Several people are apprehensive of a social backlash and are running the campaign anonymously, added Vikram, whose father works as a peon. Sunil Lokhande, a medical representative from Betul who is working in Ujjain, told News18 over the phone that he had been fighting against this social anomaly for long and demanded a review of the entire reservation system.
“For political benefits, several castes were drafted into reservation ambit and kept reaping benefits of the caste reservation while a large section of these reserved categories is still battling for basic needs,” he said.
He added another dimension to the debate saying lack of reservation benefits affects mental and physical growth of kids in such families as these deprived households can’t afford good upbringing for them.
Like Vikram Bagde, Sunil Lokhande too had been facing social backlash for his views. “Unknowingly, people curse me for working against the reservation system and the Mahar (Bauddh) community had even lodged a police complaint against me in the past, charging me of working against the ideals of Dr Bhimrao Ambedkar,” said Sunil, the son of a porter, who too has sent a petition letter to SC.
The two young men from MP have been joined by middle-aged activist Madhu Paswan from Bihar’s Sitamarhi district, who got in touch with them through social media.
“I am on the hit list of every dreaded shooter in the region, as locals claim I am working against reservation,” Paswan told News18 over the phone.

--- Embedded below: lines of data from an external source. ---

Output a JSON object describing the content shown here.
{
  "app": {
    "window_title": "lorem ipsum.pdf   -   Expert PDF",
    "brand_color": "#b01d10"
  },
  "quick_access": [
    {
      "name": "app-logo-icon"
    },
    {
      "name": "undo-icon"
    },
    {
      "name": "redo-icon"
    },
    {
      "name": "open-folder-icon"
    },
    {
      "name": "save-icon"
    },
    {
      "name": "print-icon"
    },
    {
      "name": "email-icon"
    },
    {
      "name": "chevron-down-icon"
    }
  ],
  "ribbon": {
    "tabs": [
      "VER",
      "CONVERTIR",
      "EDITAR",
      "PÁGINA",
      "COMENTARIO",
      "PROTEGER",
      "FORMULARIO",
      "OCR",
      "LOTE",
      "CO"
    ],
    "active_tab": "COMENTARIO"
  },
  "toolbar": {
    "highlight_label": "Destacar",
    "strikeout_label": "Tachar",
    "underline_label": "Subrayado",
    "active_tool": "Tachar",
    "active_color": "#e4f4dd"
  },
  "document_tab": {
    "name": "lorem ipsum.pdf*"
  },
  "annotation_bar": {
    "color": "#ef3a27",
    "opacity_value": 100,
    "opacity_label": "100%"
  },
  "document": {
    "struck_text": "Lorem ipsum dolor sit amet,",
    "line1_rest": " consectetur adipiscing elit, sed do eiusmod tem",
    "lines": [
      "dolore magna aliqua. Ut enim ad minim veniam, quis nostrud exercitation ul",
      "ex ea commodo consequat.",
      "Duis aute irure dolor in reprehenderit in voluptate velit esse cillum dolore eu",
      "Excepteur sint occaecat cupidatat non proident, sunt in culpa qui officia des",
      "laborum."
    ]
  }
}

Hailing from a remote area adjoining the Nepal border, Paswan, whose mother was made a village pradhan, says he had no idea about this social injustice. “When I worked as an auto rickshaw driver and visited the remotest localities, I came to know about the penury and hardships of the reserved-category people,” he said.
“Let alone getting government jobs, these people can’t even get proper treatment at hospitals and justice at courts,” added Paswan, who as member of an NGO, Yuva Shakti Seva Sansthan, works for awareness and education in a Mahadalit locality of around 500 in the region.
Paswan, who has no means, including proper typewriting facilities in his native town, has requested Vikram Bagde to dispatch a petition letter to the SC to his behalf.